174283 – [net80211] panics in ieee80211_ff_age() and ieee80211_ff_flush()

Bug 174283 - [net80211] panics in ieee80211_ff_age() and ieee80211_ff_flush()

Summary: [net80211] panics in ieee80211_ff_age() and ieee80211_ff_flush()

Status:	Closed FIXED

Alias:	None

Product:	Base System
Classification:	Unclassified
Component:	wireless (show other bugs)
Version:	Unspecified
Hardware:	Any Any

Importance:	Normal Affects Only Me
Assignee:	freebsd-wireless (Nobody)

URL:
Keywords:

Depends on:
Blocks:

Reported:	2012-12-09 00:50 UTC by Adrian Chadd
Modified:	2019-01-20 10:58 UTC (History)
CC List:	2 users (show)

See Also:

Attachments
Add an attachment (proposed patch, testcase, etc.)

Note You need to log in before you can comment on or make changes to this bug.

Description Adrian Chadd freebsd_committer

2012-12-09 00:50:00 UTC

There are panics in the net80211 fast-frame queue ageing and flushing code.

It looks like the staging queue ends up being empty and the net80211 FF routines have KASSERT()s to make sure the queue isn't empty.  I'm guessing its a sanity check - it shouldn't be called when the queues are empty.

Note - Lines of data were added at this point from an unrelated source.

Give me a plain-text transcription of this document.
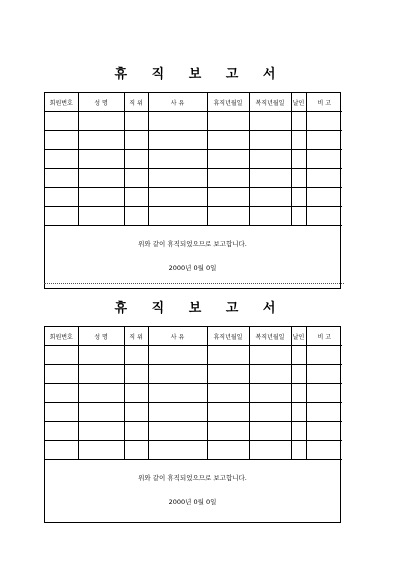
휴 직 보 고 서
회원번호	성 명	직 위	사 유	휴직년월일	복직년월일	날인	비 고

위와 같이 휴직되었으므로 보고합니다.
2000년 0월 0일
휴 직 보 고 서
회원번호	성 명	직 위	사 유	휴직년월일	복직년월일	날인	비 고

위와 같이 휴직되었으므로 보고합니다.
2000년 0월 0일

However, the check is done without the comlock being held, so it's entirely plausible that there'll be a race or preemption between the check and actually checking/emptying the queue; where another thread (CPU or preempted thread) will empty the FF AC queue for us; once this returns it panics.

kgdb analysis of a crashdump shows:

* ath_tx_processq()
* ieee80211_ff_flush()
* ieee80211_ff_age()

ieee80211_ff_flush() checks if the queue is empty and if not, it calls ieee80211_ff_flush().

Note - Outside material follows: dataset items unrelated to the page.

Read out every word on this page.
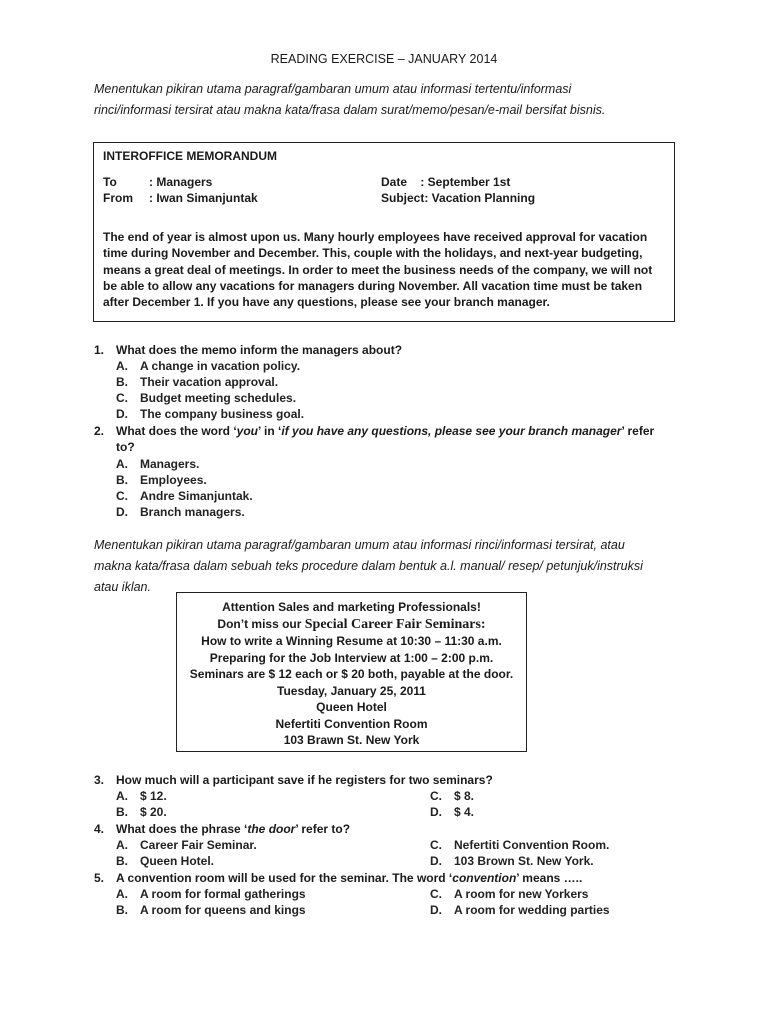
READING EXERCISE – JANUARY 2014
Menentukan pikiran utama paragraf/gambaran umum atau informasi tertentu/informasi
rinci/informasi tersirat atau makna kata/frasa dalam surat/memo/pesan/e-mail bersifat bisnis.
INTEROFFICE MEMORANDUM
To	: Managers	Date    : September 1st
From : Iwan Simanjuntak	Subject: Vacation Planning
The end of year is almost upon us. Many hourly employees have received approval for vacation
time during November and December. This, couple with the holidays, and next-year budgeting,
means a great deal of meetings. In order to meet the business needs of the company, we will not
be able to allow any vacations for managers during November. All vacation time must be taken
after December 1. If you have any questions, please see your branch manager.
1. What does the memo inform the managers about?
A. A change in vacation policy.
B. Their vacation approval.
C. Budget meeting schedules.
D. The company business goal.
2. What does the word ‘you’ in ‘if you have any questions, please see your branch manager’ refer
to?
A. Managers.
B. Employees.
C. Andre Simanjuntak.
D. Branch managers.
Menentukan pikiran utama paragraf/gambaran umum atau informasi rinci/informasi tersirat, atau
makna kata/frasa dalam sebuah teks procedure dalam bentuk a.l. manual/ resep/ petunjuk/instruksi
atau iklan.
Attention Sales and marketing Professionals!
Don’t miss our Special Career Fair Seminars:
How to write a Winning Resume at 10:30 – 11:30 a.m.
Preparing for the Job Interview at 1:00 – 2:00 p.m.
Seminars are $ 12 each or $ 20 both, payable at the door.
Tuesday, January 25, 2011
Queen Hotel
Nefertiti Convention Room
103 Brawn St. New York
3. How much will a participant save if he registers for two seminars?
A. $ 12.
B. $ 20.
C. $ 8.
D. $ 4.
4. What does the phrase ‘the door’ refer to?
A. Career Fair Seminar.
B. Queen Hotel.
C. Nefertiti Convention Room.
D. 103 Brown St. New York.
5. A convention room will be used for the seminar. The word ‘convention’ means …..
A. A room for formal gatherings
B. A room for queens and kings
C. A room for new Yorkers
D. A room for wedding parties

There's a bunch of places the FF routines are called from and these can and do overlap.

Fix: 

The solutions?

* stick the ieee80211_ff_*() calls in a specific taskqueue and call them from there, rather than from both the TX, RX and TX completion context;
* grab the comlock before checking, and make sure the function expects the comlock to be held and frees the comlock after;
* Just accept (and document) the check is racy/opportunistic; and remove the "is the queue empty?" KASSERT()s in the FF code.
How-To-Repeat: * run 9-stable or -head with assert/witness enabled;
* iperf TCP between FF capable stations - just wait a while, it'll eventually trigger!

Comment 1 Adrian Chadd freebsd_committer

2012-12-09 00:50:24 UTC

Responsible Changed
From-To: freebsd-bugs->freebsd-wireless

punt to maintainer list

Comment 2 Eitan Adler freebsd_committer

2018-05-28 19:48:42 UTC

batch change:

For bugs that match the following
-  Status Is In progress 
AND
- Untouched since 2018-01-01.
AND
- Affects Base System OR Documentation

DO:

Reset to open status.


Note:
I did a quick pass but if you are getting this email it might be worthwhile to double check to see if this bug ought to be closed.

Comment 3 Oleksandr Tymoshenko freebsd_committer

2019-01-19 06:44:42 UTC

I believe this has been fixed in base r244044. Please re-open the PR if it's not the case.

Comment 4 Oleksandr Tymoshenko freebsd_committer

2019-01-20 03:24:13 UTC

There was a commit referencing this bug (base r244044), but it's still not closed and has been inactive for some time. Closing as fixed. Please re-open it if the issue hasn't been completely resolved.

Comment 5 Andriy Voskoboinyk freebsd_committer

2019-01-20 10:58:40 UTC

Yes, it was later fixed once more in base r244051; locking was added in base r302283.